這位西班牙人自從Márquez在2011年升上Moto2後兩人就一起合作。從那時開始,他一直擔任Márquez的技師長,不論是以前Moto2的Monlau Repsol車隊,或現在MotoGP的Repsol Honda車隊。他們在一起合作8年的時光,佔了Márquez職業生涯8個世界冠軍旗中的7座,這也證明了他們的合作是多麼成功。
但Hernandez 不僅僅在Márquez賽車工程方面佔有一席之地而已,他還在這個現任世界冠軍改變賽車面貌的其他方面發揮了重要作用。 Márquez 跟他的團隊在闈場中以過人的策略聞名。是Márquez率先在排位賽使用進站兩次策略。是Márquez 在2017年賽道漸乾的捷克站率先賭一把換胎,最終拿到12秒的領先優勢。是Márquez 從別的車隊與車手不敢尋找的地方找到優勢。
Santi Hernandez是決策的關鍵。我在奧斯丁跟Marc Márquez坐下來談,談談他們如何選擇新的策略,為什麼他們經得起賭一把,以及出包的時候會發生甚麼事。在第二部分,我們會探討是甚麼讓 Marc Márquez變成這麼特殊的車手,以及他如何在這麼大的壓力下管理自己。
Q:我想跟你談談策略。Marc 是為了不起的車手,但不僅是如此而已。他身邊的人會提出各種不同的方法與策略。你們是第一支在15分鐘的排位賽使用入站兩次換車策略的車隊。你也可以採取不同的策略。我想可能是2013年的澳洲站,你心理的策略跟別人不同,但沒有成功。首先,誰想出策略的?是你嗎?是你跟 Emilio [Alzamora]?是Marc?
Santi Hernandez:基本上就像你說的,如果談到澳洲的進站換車,那是我跟Marc,因為當時車隊就只有我跟Marc,其他的技師之後才加入的。我們從那場比賽中學了很多。對我來說,糟糕的結果是很重要的,因為你會從中學到更多。好成績是種享受,但不好的成績是種學習。那樣能學得更多。有時候這就像人生。得要有人朝著你的臉打下去才能記取教訓,但那是對的。
接著關於策略,我們會考量一切狀況。就像你說的,我們是第一支在排位賽用上兩台車的車隊,第一個使用三條輪胎的車隊,還有很多。但都是因為Marc總是在賽道上付出超過100%的努力。他也改善了他的騎乘風格。我們是個團隊,我們得做一樣的事。當然,我跟Marc還有技師,我們一起構思這一切。
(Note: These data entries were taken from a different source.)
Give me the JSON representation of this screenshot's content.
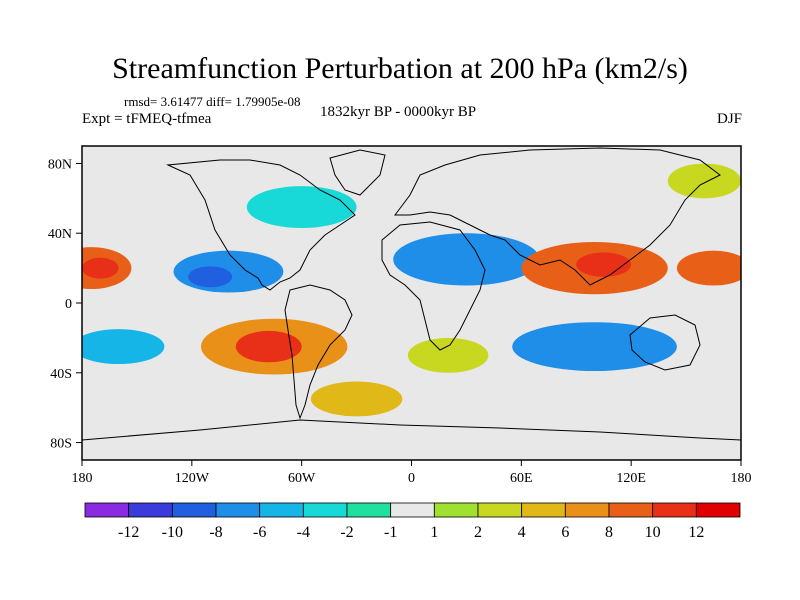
{
  "title": "Streamfunction Perturbation at 200 hPa (km2/s)",
  "stats": "rmsd= 3.61477 diff= 1.79905e-08",
  "experiment": "Expt = tFMEQ-tfmea",
  "period": "1832kyr BP - 0000kyr BP",
  "season": "DJF",
  "axes": {
    "x_ticks": [
      "180",
      "120W",
      "60W",
      "0",
      "60E",
      "120E",
      "180"
    ],
    "x_values": [
      -180,
      -120,
      -60,
      0,
      60,
      120,
      180
    ],
    "y_ticks": [
      "80N",
      "40N",
      "0",
      "40S",
      "80S"
    ],
    "y_values": [
      80,
      40,
      0,
      -40,
      -80
    ],
    "lon_range": [
      -180,
      180
    ],
    "lat_range": [
      -90,
      90
    ]
  },
  "colorbar": {
    "labels": [
      "-12",
      "-10",
      "-8",
      "-6",
      "-4",
      "-2",
      "-1",
      "1",
      "2",
      "4",
      "6",
      "8",
      "10",
      "12"
    ],
    "colors": [
      "#8a2be2",
      "#3b3bdb",
      "#1f5fe0",
      "#1f8ee8",
      "#15b5e8",
      "#18d8d8",
      "#20e0a0",
      "#e8e8e8",
      "#a0e030",
      "#c8d820",
      "#e0b818",
      "#e89018",
      "#e86018",
      "#e83018",
      "#e00000"
    ]
  },
  "anomalies": [
    {
      "lon": -175,
      "lat": 20,
      "rx": 22,
      "ry": 12,
      "color": "#e86018",
      "level": 8
    },
    {
      "lon": -170,
      "lat": 20,
      "rx": 10,
      "ry": 6,
      "color": "#e83018",
      "level": 10
    },
    {
      "lon": -100,
      "lat": 18,
      "rx": 30,
      "ry": 12,
      "color": "#1f8ee8",
      "level": -6
    },
    {
      "lon": -110,
      "lat": 15,
      "rx": 12,
      "ry": 6,
      "color": "#1f5fe0",
      "level": -8
    },
    {
      "lon": -60,
      "lat": 55,
      "rx": 30,
      "ry": 12,
      "color": "#18d8d8",
      "level": -2
    },
    {
      "lon": -75,
      "lat": -25,
      "rx": 40,
      "ry": 16,
      "color": "#e89018",
      "level": 6
    },
    {
      "lon": -78,
      "lat": -25,
      "rx": 18,
      "ry": 9,
      "color": "#e83018",
      "level": 10
    },
    {
      "lon": -160,
      "lat": -25,
      "rx": 25,
      "ry": 10,
      "color": "#15b5e8",
      "level": -4
    },
    {
      "lon": -30,
      "lat": -55,
      "rx": 25,
      "ry": 10,
      "color": "#e0b818",
      "level": 4
    },
    {
      "lon": 20,
      "lat": -30,
      "rx": 22,
      "ry": 10,
      "color": "#c8d820",
      "level": 2
    },
    {
      "lon": 30,
      "lat": 25,
      "rx": 40,
      "ry": 15,
      "color": "#1f8ee8",
      "level": -6
    },
    {
      "lon": 100,
      "lat": 20,
      "rx": 40,
      "ry": 15,
      "color": "#e86018",
      "level": 8
    },
    {
      "lon": 105,
      "lat": 22,
      "rx": 15,
      "ry": 7,
      "color": "#e83018",
      "level": 10
    },
    {
      "lon": 100,
      "lat": -25,
      "rx": 45,
      "ry": 14,
      "color": "#1f8ee8",
      "level": -6
    },
    {
      "lon": 160,
      "lat": 70,
      "rx": 20,
      "ry": 10,
      "color": "#c8d820",
      "level": 2
    },
    {
      "lon": 165,
      "lat": 20,
      "rx": 20,
      "ry": 10,
      "color": "#e86018",
      "level": 8
    }
  ]
}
當然,如果我跟你說我是唯一一個能決策的人,因為我是最棒的,我就是制定策略的人,你就會知道我說的不是實話。這樣就像是我不尊重我的團隊,因為我們的團隊每次都會開大型會議,每個人都能說出他們的想法。這是好事。畢竟,三個臭皮匠勝過一個諸葛亮。有時候有人會說,我們怎麼不做這個?這很瘋狂。但為什麼這很瘋狂?你會開始思考,或許這不瘋狂,但如果你做這個跟那個...然後我們會說,讓我們想想。你認為呢?有時候我們照我們想到的做。有時候則是相反。Marc 會有瘋狂的想法。「我想這麼做,你怎麼看?」但這關係到團隊。這不是一個人能決定的。如果我說我一個人就能下決定,那我就是錯的。這是團隊活動。
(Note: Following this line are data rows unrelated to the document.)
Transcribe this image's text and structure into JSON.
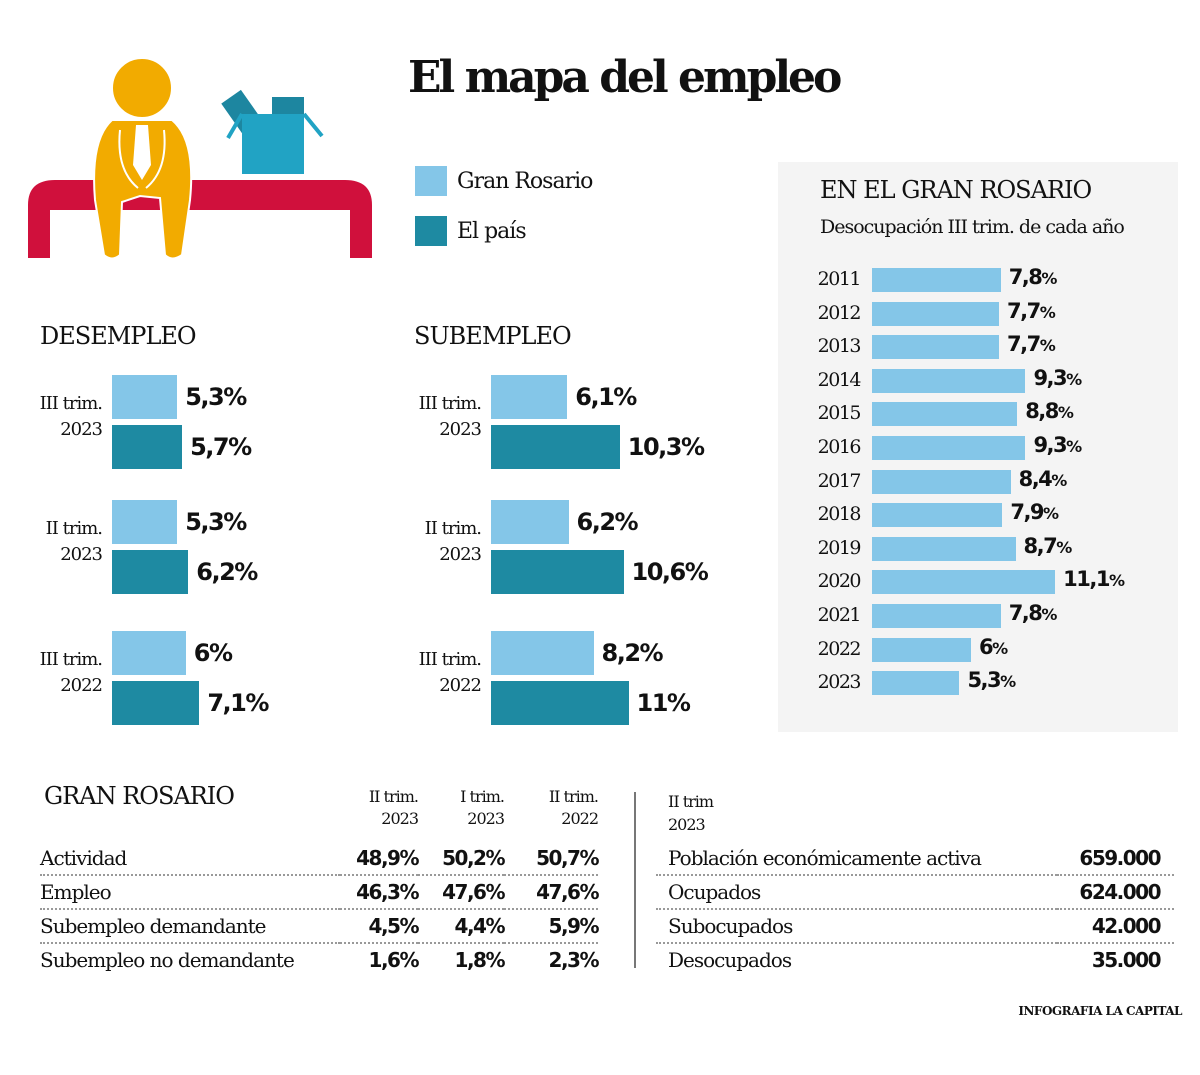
{
  "title": "El mapa del empleo",
  "illustration": "unemployed-person-on-bench-with-box",
  "colors": {
    "gran_rosario": "#84c6e8",
    "el_pais": "#1e8aa2",
    "bench": "#d0103c",
    "person": "#f2ab00",
    "box": "#21a3c4",
    "box_dark": "#1d86a0",
    "panel_bg": "#f4f4f4"
  },
  "legend": [
    {
      "label": "Gran Rosario",
      "color": "#84c6e8"
    },
    {
      "label": "El país",
      "color": "#1e8aa2"
    }
  ],
  "credit": "INFOGRAFIA LA CAPITAL",
  "chart_data": [
    {
      "type": "bar",
      "title": "DESEMPLEO",
      "categories": [
        "III trim. 2023",
        "II trim. 2023",
        "III trim. 2022"
      ],
      "category_lines": [
        [
          "III trim.",
          "2023"
        ],
        [
          "II trim.",
          "2023"
        ],
        [
          "III trim.",
          "2022"
        ]
      ],
      "series": [
        {
          "name": "Gran Rosario",
          "values": [
            5.3,
            5.3,
            6.0
          ],
          "labels": [
            "5,3%",
            "5,3%",
            "6%"
          ]
        },
        {
          "name": "El país",
          "values": [
            5.7,
            6.2,
            7.1
          ],
          "labels": [
            "5,7%",
            "6,2%",
            "7,1%"
          ]
        }
      ],
      "orientation": "horizontal"
    },
    {
      "type": "bar",
      "title": "SUBEMPLEO",
      "categories": [
        "III trim. 2023",
        "II trim. 2023",
        "III trim. 2022"
      ],
      "category_lines": [
        [
          "III trim.",
          "2023"
        ],
        [
          "II trim.",
          "2023"
        ],
        [
          "III trim.",
          "2022"
        ]
      ],
      "series": [
        {
          "name": "Gran Rosario",
          "values": [
            6.1,
            6.2,
            8.2
          ],
          "labels": [
            "6,1%",
            "6,2%",
            "8,2%"
          ]
        },
        {
          "name": "El país",
          "values": [
            10.3,
            10.6,
            11.0
          ],
          "labels": [
            "10,3%",
            "10,6%",
            "11%"
          ]
        }
      ],
      "orientation": "horizontal"
    },
    {
      "type": "bar",
      "title": "EN EL GRAN ROSARIO",
      "subtitle": "Desocupación III trim. de cada año",
      "categories": [
        "2011",
        "2012",
        "2013",
        "2014",
        "2015",
        "2016",
        "2017",
        "2018",
        "2019",
        "2020",
        "2021",
        "2022",
        "2023"
      ],
      "values": [
        7.8,
        7.7,
        7.7,
        9.3,
        8.8,
        9.3,
        8.4,
        7.9,
        8.7,
        11.1,
        7.8,
        6.0,
        5.3
      ],
      "labels": [
        "7,8",
        "7,7",
        "7,7",
        "9,3",
        "8,8",
        "9,3",
        "8,4",
        "7,9",
        "8,7",
        "11,1",
        "7,8",
        "6",
        "5,3"
      ],
      "unit": "%",
      "orientation": "horizontal"
    }
  ],
  "table_rates": {
    "title": "GRAN ROSARIO",
    "columns": [
      [
        "II trim.",
        "2023"
      ],
      [
        "I trim.",
        "2023"
      ],
      [
        "II trim.",
        "2022"
      ]
    ],
    "rows": [
      {
        "label": "Actividad",
        "values": [
          "48,9%",
          "50,2%",
          "50,7%"
        ]
      },
      {
        "label": "Empleo",
        "values": [
          "46,3%",
          "47,6%",
          "47,6%"
        ]
      },
      {
        "label": "Subempleo demandante",
        "values": [
          "4,5%",
          "4,4%",
          "5,9%"
        ]
      },
      {
        "label": "Subempleo no demandante",
        "values": [
          "1,6%",
          "1,8%",
          "2,3%"
        ]
      }
    ]
  },
  "table_counts": {
    "period": [
      "II trim",
      "2023"
    ],
    "rows": [
      {
        "label": "Población económicamente activa",
        "value": "659.000"
      },
      {
        "label": "Ocupados",
        "value": "624.000"
      },
      {
        "label": "Subocupados",
        "value": "42.000"
      },
      {
        "label": "Desocupados",
        "value": "35.000"
      }
    ]
  }
}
Q:所以這是整個團體,所有工程師,所有技師都有?還是有個決策小組,就只有你、Emilio還有一些技師?
Santi Hernandez On Marc Marquez, Part 1: On Strategy, Taking Risks, And Learning From Mistakes
Motorcycle racing is a team sport. Even when exceptional talents come along, they need help to succeed, from mechanics, from crew chiefs, from the people around them. Freddie Spencer had Erv Kanemoto, Mick Doohan and Valentino Rossi had Jeremy Burgess, Casey Stoner had Cristian Gabarrini. And now, Marc Márquez has Santi Hernandez.